The recent changes saw 11 teams including the likes of Manchester City Women, Chelsea Women and Yeovil Town Ladies FC become professional with clear academy pathways and set contracted hours for all players – something that became compulsory to obtain an FA License. Katie Brazier, head of the FA’s women’s leagues and competitions expressed how the “changes will continue the journey to transform key elements of the women’s game” and will “provide an elite performance environment that will produce more and better players, increase the interest and excitement via a more competitive league and attract a greater number of fans” – a crucial component of professional football needed to elevate the women’s game.
Phil Neville, head coach of the England Women’s Team has recently spoken out following the Lionesses 3-0 success over Japan in the SheBelieves Cup.

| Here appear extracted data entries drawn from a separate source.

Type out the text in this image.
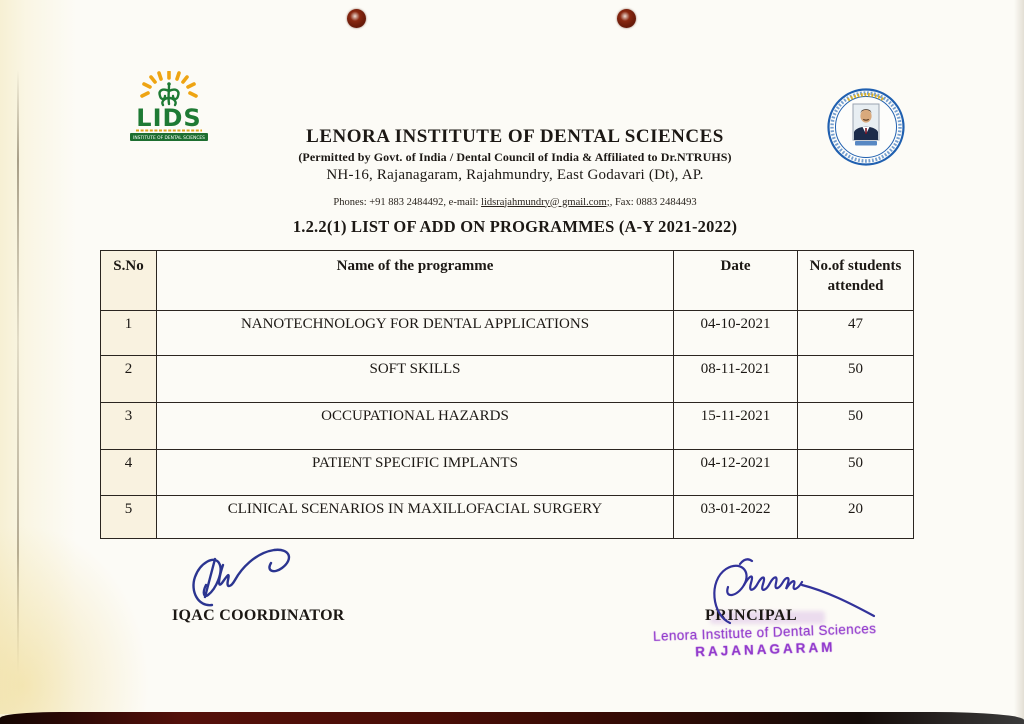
LIDS
INSTITUTE OF DENTAL SCIENCES	LENORA INSTITUTE OF DENTAL SCIENCES
(Permitted by Govt. of India / Dental Council of India & Affiliated to Dr.NTRUHS)
NH-16, Rajanagaram, Rajahmundry, East Godavari (Dt), AP.
Phones: +91 883 2484492, e-mail: lidsrajahmundry@ gmail.com;, Fax: 0883 2484493
1.2.2(1) LIST OF ADD ON PROGRAMMES (A-Y 2021-2022)
S.No	Name of the programme	Date	No.of students attended
1	NANOTECHNOLOGY FOR DENTAL APPLICATIONS	04-10-2021	47
2	SOFT SKILLS	08-11-2021	50
3	OCCUPATIONAL HAZARDS	15-11-2021	50
4	PATIENT SPECIFIC IMPLANTS	04-12-2021	50
5	CLINICAL SCENARIOS IN MAXILLOFACIAL SURGERY	03-01-2022	20
IQAC COORDINATOR	PRINCIPAL
Lenora Institute of Dental Sciences
RAJANAGARAM
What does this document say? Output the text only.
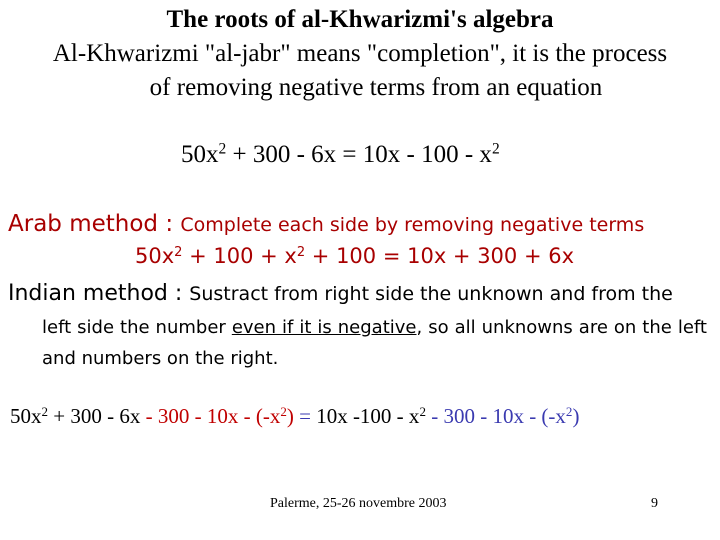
The roots of al-Khwarizmi's algebra
Al-Khwarizmi "al-jabr" means "completion", it is the process
of removing negative terms from an equation
$50x^2 + 300 - 6x = 10x - 100 - x^2$
Arab method : Complete each side by removing negative terms
$50x^2 + 100 + x^2 + 100 = 10x + 300 + 6x$
Indian method : Sustract from right side the unknown and from the
left side the number even if it is negative, so all unknowns are on the left and numbers on the right.
$50x^2 + 300 - 6x - 300 - 10x - (-x^2) = 10x$ $-100 - x^2 - 300 - 10x - (-x^2)$
Palerme, 25-26 novembre 2003	9
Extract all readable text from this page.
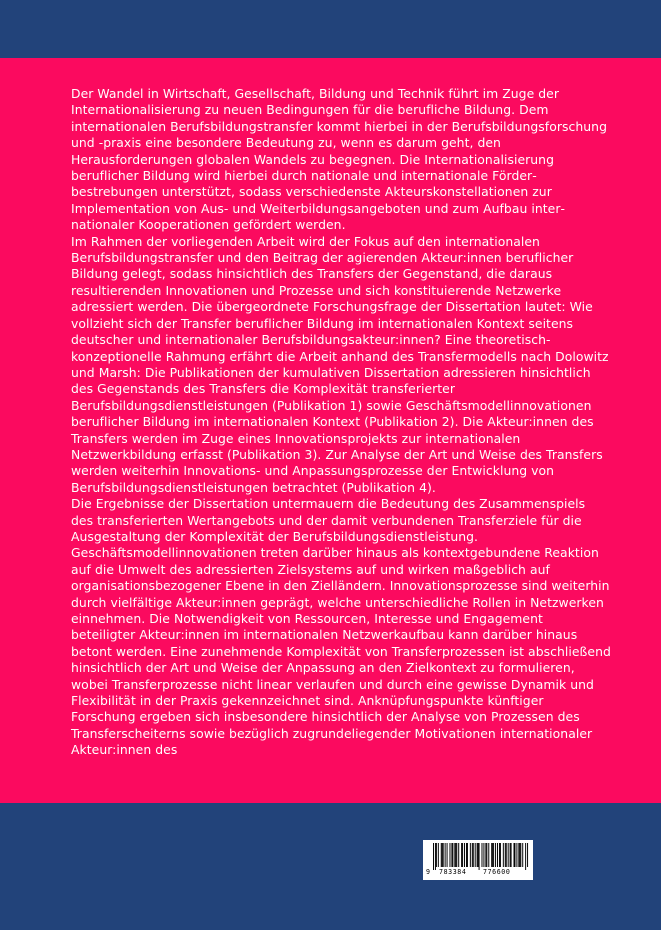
Der Wandel in Wirtschaft, Gesellschaft, Bildung und Technik führt im Zuge der Internationalisierung zu neuen Bedingungen für die berufliche Bildung. Dem internationalen Berufsbildungstransfer kommt hierbei in der Berufsbildungsforschung und -praxis eine besondere Bedeutung zu, wenn es darum geht, den Herausforderungen globalen Wandels zu begegnen. Die Internationalisierung beruflicher Bildung wird hierbei durch nationale und internationale Förderbestrebungen unterstützt, sodass verschiedenste Akteurskonstellationen zur Implementation von Aus- und Weiterbildungsangeboten und zum Aufbau internationaler Kooperationen gefördert werden.

Im Rahmen der vorliegenden Arbeit wird der Fokus auf den internationalen Berufsbildungstransfer und den Beitrag der agierenden Akteur:innen beruflicher Bildung gelegt, sodass hinsichtlich des Transfers der Gegenstand, die daraus resultierenden Innovationen und Prozesse und sich konstituierende Netzwerke adressiert werden. Die übergeordnete Forschungsfrage der Dissertation lautet: Wie vollzieht sich der Transfer beruflicher Bildung im internationalen Kontext seitens deutscher und internationaler Berufsbildungsakteur:innen? Eine theoretisch-konzeptionelle Rahmung erfährt die Arbeit anhand des Transfermodells nach Dolowitz und Marsh: Die Publikationen der kumulativen Dissertation adressieren hinsichtlich des Gegenstands des Transfers die Komplexität transferierter Berufsbildungsdienstleistungen (Publikation 1) sowie Geschäftsmodellinnovationen beruflicher Bildung im internationalen Kontext (Publikation 2). Die Akteur:innen des Transfers werden im Zuge eines Innovationsprojekts zur internationalen Netzwerkbildung erfasst (Publikation 3). Zur Analyse der Art und Weise des Transfers werden weiterhin Innovations- und Anpassungsprozesse der Entwicklung von Berufsbildungsdienstleistungen betrachtet (Publikation 4).

Die Ergebnisse der Dissertation untermauern die Bedeutung des Zusammenspiels des transferierten Wertangebots und der damit verbundenen Transferziele für die Ausgestaltung der Komplexität der Berufsbildungsdienstleistung. Geschäftsmodellinnovationen treten darüber hinaus als kontextgebundene Reaktion auf die Umwelt des adressierten Zielsystems auf und wirken maßgeblich auf organisationsbezogener Ebene in den Zielländern. Innovationsprozesse sind weiterhin durch vielfältige Akteur:innen geprägt, welche unterschiedliche Rollen in Netzwerken einnehmen. Die Notwendigkeit von Ressourcen, Interesse und Engagement beteiligter Akteur:innen im internationalen Netzwerkaufbau kann darüber hinaus betont werden. Eine zunehmende Komplexität von Transferprozessen ist abschließend hinsichtlich der Art und Weise der Anpassung an den Zielkontext zu formulieren, wobei Transferprozesse nicht linear verlaufen und durch eine gewisse Dynamik und Flexibilität in der Praxis gekennzeichnet sind. Anknüpfungspunkte künftiger Forschung ergeben sich insbesondere hinsichtlich der Analyse von Prozessen des Transferscheiterns sowie bezüglich zugrundeliegender Motivationen internationaler Akteur:innen des

9 783384	776600
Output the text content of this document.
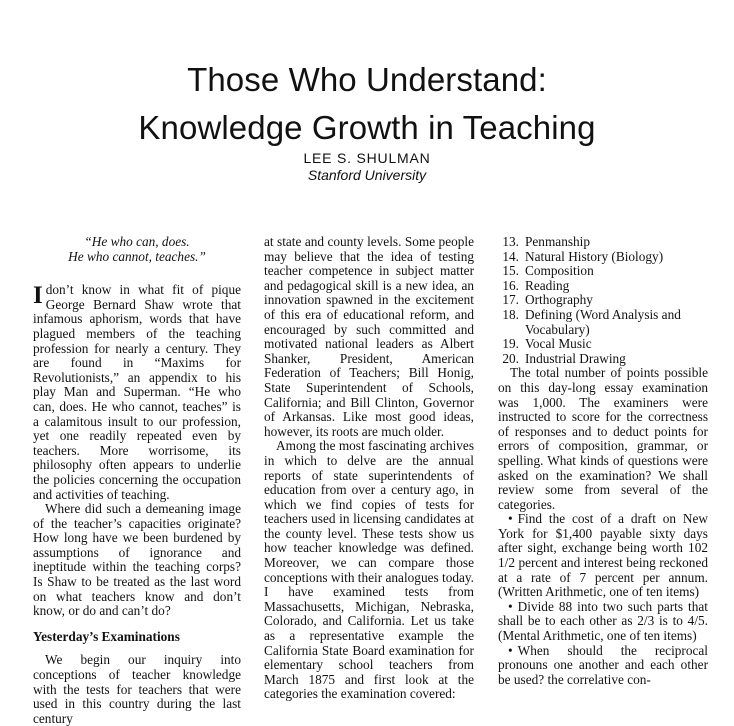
Those Who Understand:
Knowledge Growth in Teaching
LEE S. SHULMAN
Stanford University

“He who can, does.
He who cannot, teaches.”

I don’t know in what fit of pique George Bernard Shaw wrote that infamous aphorism, words that have plagued members of the teaching profession for nearly a century. They are found in “Maxims for Revolutionists,” an appendix to his play Man and Superman. “He who can, does. He who cannot, teaches” is a calamitous insult to our profession, yet one readily repeated even by teachers. More worrisome, its philosophy often appears to underlie the policies concerning the occupation and activities of teaching.

Where did such a demeaning image of the teacher’s capacities originate? How long have we been burdened by assumptions of ignorance and ineptitude within the teaching corps? Is Shaw to be treated as the last word on what teachers know and don’t know, or do and can’t do?

Yesterday’s Examinations

We begin our inquiry into conceptions of teacher knowledge with the tests for teachers that were used in this country during the last century

at state and county levels. Some people may believe that the idea of testing teacher competence in subject matter and pedagogical skill is a new idea, an innovation spawned in the excitement of this era of educational reform, and encouraged by such committed and motivated national leaders as Albert Shanker, President, American Federation of Teachers; Bill Honig, State Superintendent of Schools, California; and Bill Clinton, Governor of Arkansas. Like most good ideas, however, its roots are much older.

Among the most fascinating archives in which to delve are the annual reports of state superintendents of education from over a century ago, in which we find copies of tests for teachers used in licensing candidates at the county level. These tests show us how teacher knowledge was defined. Moreover, we can compare those conceptions with their analogues today. I have examined tests from Massachusetts, Michigan, Nebraska, Colorado, and California. Let us take as a representative example the California State Board examination for elementary school teachers from March 1875 and first look at the categories the examination covered:

13. Penmanship
14. Natural History (Biology)
15. Composition
16. Reading
17. Orthography
18. Defining (Word Analysis and Vocabulary)
19. Vocal Music
20. Industrial Drawing

The total number of points possible on this day-long essay examination was 1,000. The examiners were instructed to score for the correctness of responses and to deduct points for errors of composition, grammar, or spelling. What kinds of questions were asked on the examination? We shall review some from several of the categories.

• Find the cost of a draft on New York for $1,400 payable sixty days after sight, exchange being worth 102 1/2 percent and interest being reckoned at a rate of 7 percent per annum. (Written Arithmetic, one of ten items)

• Divide 88 into two such parts that shall be to each other as 2/3 is to 4/5. (Mental Arithmetic, one of ten items)

• When should the reciprocal pronouns one another and each other be used? the correlative con-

He believes “the future for English women’s football is absolutely amazing” owing to the emphasis on youth pathways and success at recent competitions (2019 SheBelieves Cup; U20s finishing 3rd in the 2018 World Cup). Alongside the new professionalism in the Women’s leagues, Neville now considers there are “8-10 world-class players in the women’s senior team”. With the upcoming World Cup this summer and the Tokyo 2020 Olympics looming, is there any stopping the Lionesses in their bid to become the best team in the world?
Do you think the Lionesses can win the 2019 Women’s World Cup?